In the event of a hostile threat by one of these states, we would have three unpleasant choices: acquiesce and allow it to invade its neighbors (as Iraq invaded Kuwait); oppose the threat and put Western population centers at risk; or be forced to take pre-emptive action.
Intentional vulnerability could make building coalitions against aggression next to impossible. At worst, it could lead to a rise in isolationism – something that would surely damage economic progress in our still dangerous world.
So if we are to extend this period of peace and prosperity, we need to prepare now for the new and different threats we will face in the decades ahead – not wait until they fully emerge. Only if we act now will we be able to live in peace in that quite different world.

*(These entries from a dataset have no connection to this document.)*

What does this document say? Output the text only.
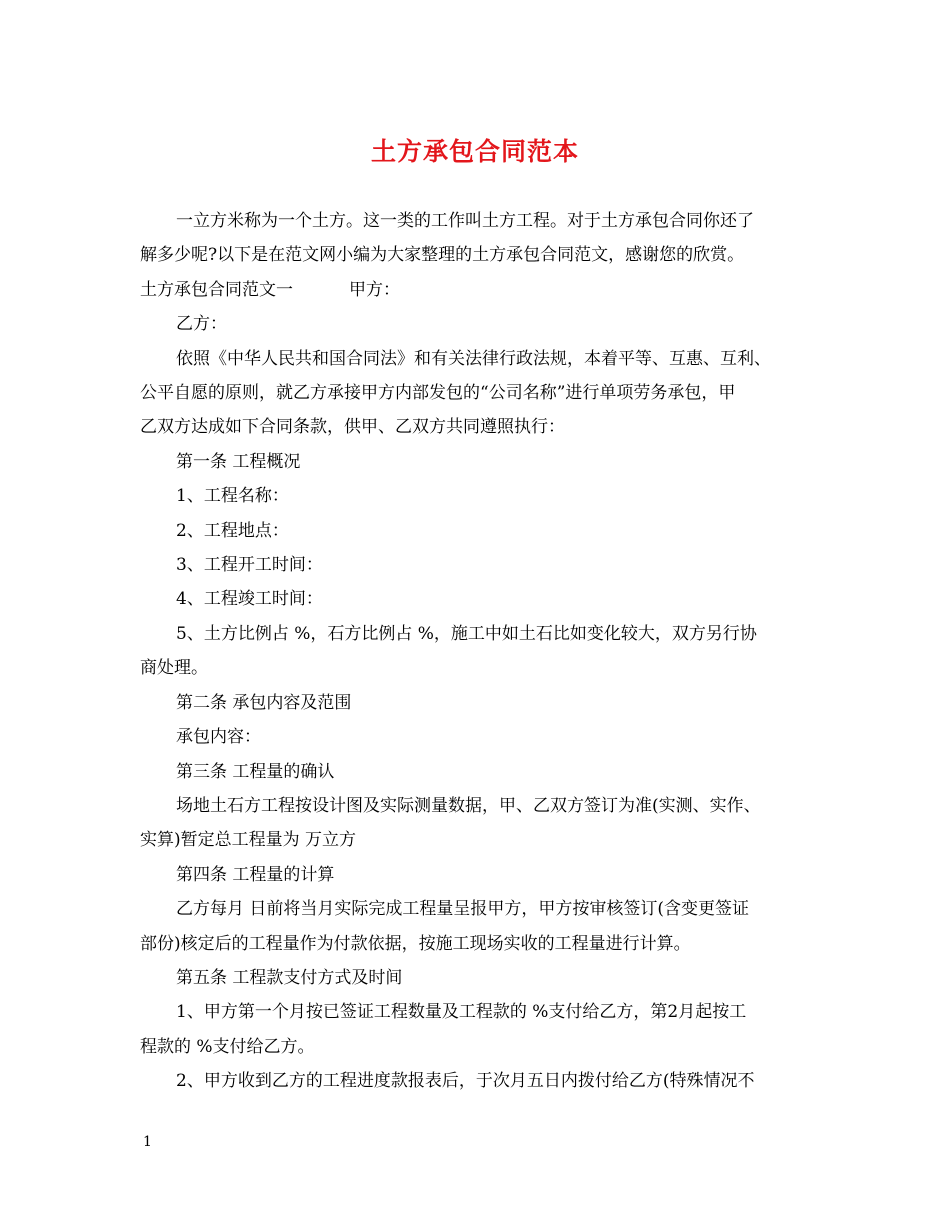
土方承包合同范本

一立方米称为一个土方。这一类的工作叫土方工程。对于土方承包合同你还了

解多少呢?以下是在范文网小编为大家整理的土方承包合同范文，感谢您的欣赏。

土方承包合同范文一	甲方：

乙方：

依照《中华人民共和国合同法》和有关法律行政法规，本着平等、互惠、互利、

公平自愿的原则，就乙方承接甲方内部发包的“公司名称”进行单项劳务承包，甲

乙双方达成如下合同条款，供甲、乙双方共同遵照执行：

第一条 工程概况

1、工程名称：

2、工程地点：

3、工程开工时间：

4、工程竣工时间：

5、土方比例占 %，石方比例占 %，施工中如土石比如变化较大，双方另行协

商处理。

第二条 承包内容及范围

承包内容：

第三条 工程量的确认

场地土石方工程按设计图及实际测量数据，甲、乙双方签订为准(实测、实作、

实算)暂定总工程量为 万立方

第四条 工程量的计算

乙方每月 日前将当月实际完成工程量呈报甲方，甲方按审核签订(含变更签证

部份)核定后的工程量作为付款依据，按施工现场实收的工程量进行计算。

第五条 工程款支付方式及时间

1、甲方第一个月按已签证工程数量及工程款的 %支付给乙方，第2月起按工

程款的 %支付给乙方。

2、甲方收到乙方的工程进度款报表后，于次月五日内拨付给乙方(特殊情况不

1
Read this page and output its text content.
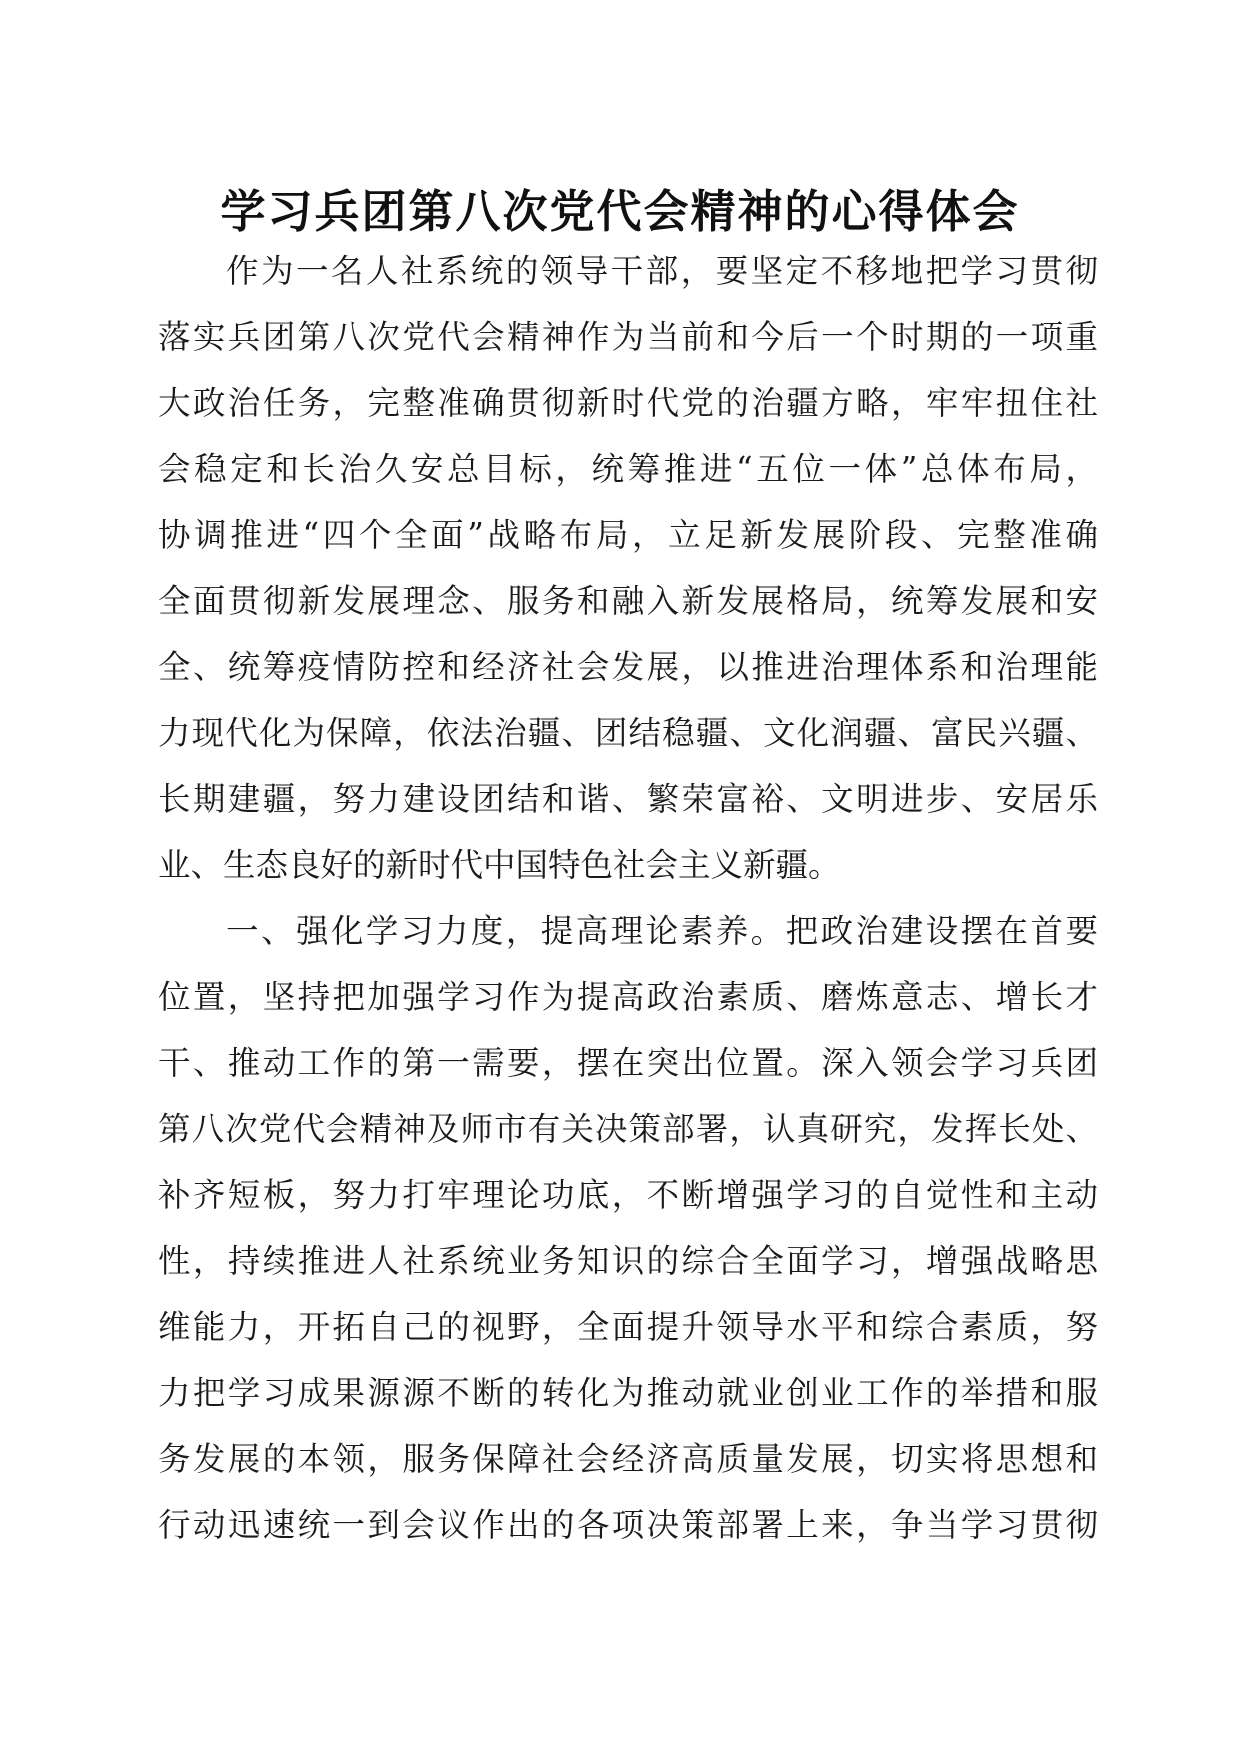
学习兵团第八次党代会精神的心得体会
作为一名人社系统的领导干部，要坚定不移地把学习贯彻
落实兵团第八次党代会精神作为当前和今后一个时期的一项重
大政治任务，完整准确贯彻新时代党的治疆方略，牢牢扭住社
会稳定和长治久安总目标，统筹推进“五位一体”总体布局，
协调推进“四个全面”战略布局，立足新发展阶段、完整准确
全面贯彻新发展理念、服务和融入新发展格局，统筹发展和安
全、统筹疫情防控和经济社会发展，以推进治理体系和治理能
力现代化为保障，依法治疆、团结稳疆、文化润疆、富民兴疆、
长期建疆，努力建设团结和谐、繁荣富裕、文明进步、安居乐
业、生态良好的新时代中国特色社会主义新疆。
一、强化学习力度，提高理论素养。把政治建设摆在首要
位置，坚持把加强学习作为提高政治素质、磨炼意志、增长才
干、推动工作的第一需要，摆在突出位置。深入领会学习兵团
第八次党代会精神及师市有关决策部署，认真研究，发挥长处、
补齐短板，努力打牢理论功底，不断增强学习的自觉性和主动
性，持续推进人社系统业务知识的综合全面学习，增强战略思
维能力，开拓自己的视野，全面提升领导水平和综合素质，努
力把学习成果源源不断的转化为推动就业创业工作的举措和服
务发展的本领，服务保障社会经济高质量发展，切实将思想和
行动迅速统一到会议作出的各项决策部署上来，争当学习贯彻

Our challenge in doing so is complicated by the fact that we cannot know precisely who will threaten us in the decades ahead. As I discussed with the defense ministers at NATO, the only thing we know for certain is that it is unlikely that any of us knows what is likely. Consider the track record during my lifetime:
- I was born in 1932, the Great Depression was underway, and the defense planning assumption of the mid-1930s was "No war for ten years."
- By 1939, World War II had begun in Europe, and in 1941 the fleet the U.S. constructed to deter war became the first target of a naval war of aggression in the Pacific. Airplanes did not exist at the start of the century, but by World War II, bombers, fighters, transports and other aircraft had become common military instruments that critically affected the outcome of the war, and, in the Battle of Britain, a nation’s fate was decided in the skies.
- Soon thereafter, the Atomic Age had shocked the world. By the 1950’s our World War II ally, the Soviet Union, had become our Cold War adversary, and, with little warning, we were, to our surprise, at war in Korea.
- In the early 1960s few had focused on Vietnam; by the end of the decade the U.S. was embroiled in a long and costly war there.
- In the mid-1970s Iran was a key U.S. ally and the regional power; a few years later, Iran was in the throes of anti-Western revolution and the champion of Islamic fundamentalism.
- In March of 1989, when Vice President Cheney appeared before the U.S. Senate for his confirmation hearings as Secretary of Defense, not one person uttered the world "Iraq." Within a year, he was preparing the U.S. for war in the Persian Gulf.
That recent history should make us humble. It tells me that the world of 2015 will almost certainly be little like today and, without doubt, notably different from what today’s experts are confidently forecasting.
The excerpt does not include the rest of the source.